Grifols' fibrinogen concentrate BT524 has successfully met its primary endpoint in a Phase III clinical trial, demonstrating non-inferiority to standard of care treatments for managing bleeding in patients with acquired fibrinogen deficiency (AFD) undergoing major surgery. The positive results, published in eClinicalMedicine, a peer-reviewed journal from The Lancet Discovery Science Suite, mark a significant advancement in surgical hemorrhage management.
Trial Results Show Reduced Blood Loss
The AdFIrst (Adjusted Fibrinogen Replacement Strategy) trial demonstrated that BT524 was non-inferior to standard of care with cryoprecipitate or fresh frozen plasma (FFP) in reducing clinically relevant intraoperative bleeding. The adjusted mean intraoperative blood loss was 1,381 mL (95% confidence interval 1187–1574) in the BT524 group compared to 1,660 mL (95% CI 1461–1860) in the FFP/cryoprecipitate group, resulting in a 279 mL reduction in blood loss.
Beyond meeting the primary endpoint, BT524 demonstrated a positive safety profile with a statistically significant lower incidence of thromboembolic events compared to standard treatments.
Clinical Significance for Surgical Patients
Fibrinogen, a plasma protein produced in the liver, plays a crucial role in stopping blood loss and wound healing. AFD is typically associated with major uncontrolled bleeding during surgical procedures, trauma, or postpartum hemorrhage. When fibrinogen levels are insufficient to arrest bleeding, patients are commonly treated with fibrinogen sources such as cryoprecipitate.
"The trial results, now featured in this prestigious clinical medicine journal, support the potential of BT524 to be considered for patients with clinically relevant uncontrolled bleeding," said Dr. Jörg Schüttrumpf, Grifols Chief Scientific Innovation Officer.
Study Design and Methodology
The AdFIrst trial was a prospective, active-controlled, multicenter Phase III non-inferiority study investigating the efficacy and safety of BT524 in patients with acquired fibrinogen deficiency. Patients experiencing high blood loss during planned spinal or abdominal surgery were randomized 1:1 to treatment with BT524 or cryoprecipitate/FFP.
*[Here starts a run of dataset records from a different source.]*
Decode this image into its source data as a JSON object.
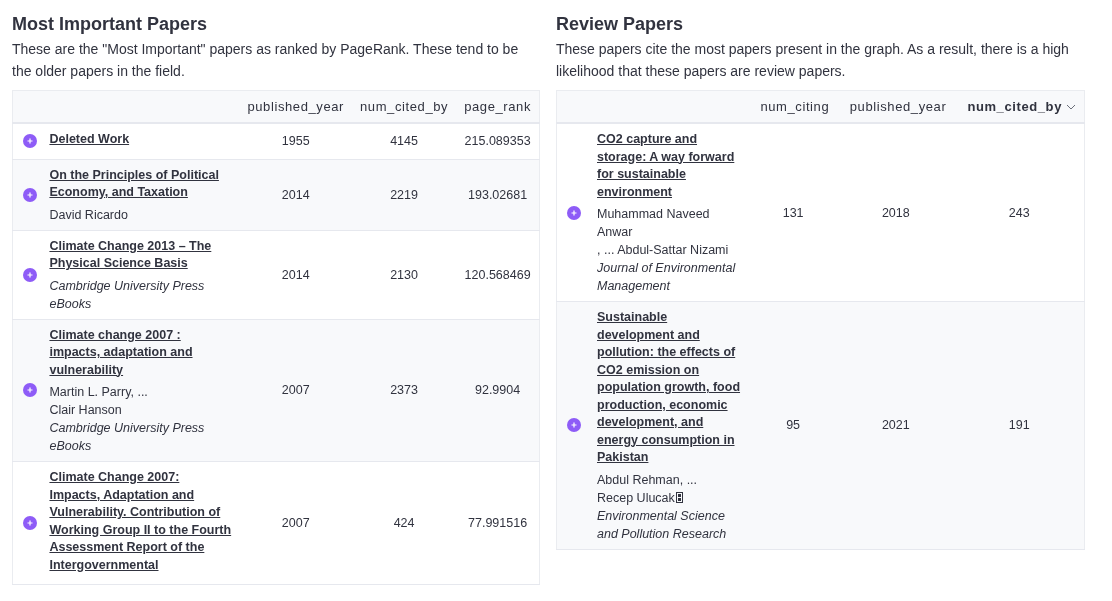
{
  "sections": [
    {
      "title": "Most Important Papers",
      "description": "These are the \"Most Important\" papers as ranked by PageRank. These tend to be the older papers in the field.",
      "columns": [
        {
          "label": "published_year",
          "sorted": false
        },
        {
          "label": "num_cited_by",
          "sorted": false
        },
        {
          "label": "page_rank",
          "sorted": false
        }
      ],
      "rows": [
        {
          "title": "Deleted Work",
          "authors": [],
          "venue": "",
          "values": [
            "1955",
            "4145",
            "215.089353"
          ]
        },
        {
          "title": "On the Principles of Political Economy, and Taxation",
          "authors": [
            "David Ricardo"
          ],
          "values": [
            "2014",
            "2219",
            "193.02681"
          ]
        },
        {
          "title": "Climate Change 2013 – The Physical Science Basis",
          "authors": [],
          "venue": "Cambridge University Press eBooks",
          "values": [
            "2014",
            "2130",
            "120.568469"
          ]
        },
        {
          "title": "Climate change 2007 : impacts, adaptation and vulnerability",
          "authors": [
            "Martin L. Parry, ...",
            "Clair Hanson"
          ],
          "venue": "Cambridge University Press eBooks",
          "values": [
            "2007",
            "2373",
            "92.9904"
          ]
        },
        {
          "title": "Climate Change 2007: Impacts, Adaptation and Vulnerability. Contribution of Working Group II to the Fourth Assessment Report of the Intergovernmental",
          "authors": [],
          "values": [
            "2007",
            "424",
            "77.991516"
          ]
        }
      ]
    },
    {
      "title": "Review Papers",
      "description": "These papers cite the most papers present in the graph. As a result, there is a high likelihood that these papers are review papers.",
      "columns": [
        {
          "label": "num_citing",
          "sorted": false
        },
        {
          "label": "published_year",
          "sorted": false
        },
        {
          "label": "num_cited_by",
          "sorted": true
        }
      ],
      "rows": [
        {
          "title": "CO2 capture and storage: A way forward for sustainable environment",
          "authors": [
            "Muhammad Naveed Anwar",
            ", ... Abdul-Sattar Nizami"
          ],
          "venue": "Journal of Environmental Management",
          "values": [
            "131",
            "2018",
            "243"
          ]
        },
        {
          "title": "Sustainable development and pollution: the effects of CO2 emission on population growth, food production, economic development, and energy consumption in Pakistan",
          "authors": [
            "Abdul Rehman, ...",
            "Recep Ulucak"
          ],
          "venue": "Environmental Science and Pollution Research",
          "values": [
            "95",
            "2021",
            "191"
          ]
        }
      ]
    }
  ]
}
The primary endpoint measured intraoperative blood loss from the time of treatment decision until surgery completion, with a non-inferiority margin of 150 mL assessed in the per-protocol analysis set. Safety was evaluated in all patients who received at least one dose of the trial drug.
Regulatory Timeline and Market Access
BT524 is on track for launch in Europe later this year, with U.S. approval pending FDA review expected in early 2026. The fibrinogen concentrate was developed by Biotest, a Grifols Group company, representing the culmination of collaborative research efforts.
Niels Rahe-Meyer, M.D., from Hannover Medical School's Department of Anesthesiology and Intensive Care Medicine and main trial coordinator, noted, "These data could represent a breakthrough in our understanding of hemorrhage management with fibrinogen."
Treatment Advantages
Unlike FFP and cryoprecipitate alternatives that contain variable amounts of fibrinogen and require thawing prior to treatment, the defined amount of fibrinogen in BT524 allows for tailored, patient-specific therapy. This standardization could improve treatment outcomes and reduce preparation time in critical surgical situations.
Conference Presentations
The study results were presented through three abstracts at the International Society on Thrombosis and Haemostasis (ISTH) 2025 Congress in Washington, D.C., covering post-hoc analysis of the Phase III trial, early intraoperative use in abdominal surgery, and efficacy and safety during major spinal surgery.
Previously, AdFIrst data have been presented at multiple medical conferences including the International Symposium on Intensive Care & Emergency Medicine, Network for the Advancement of Patient Blood Management, Haemostasis and Thrombosis, and the European Society of Anaesthesiology and Intensive Care.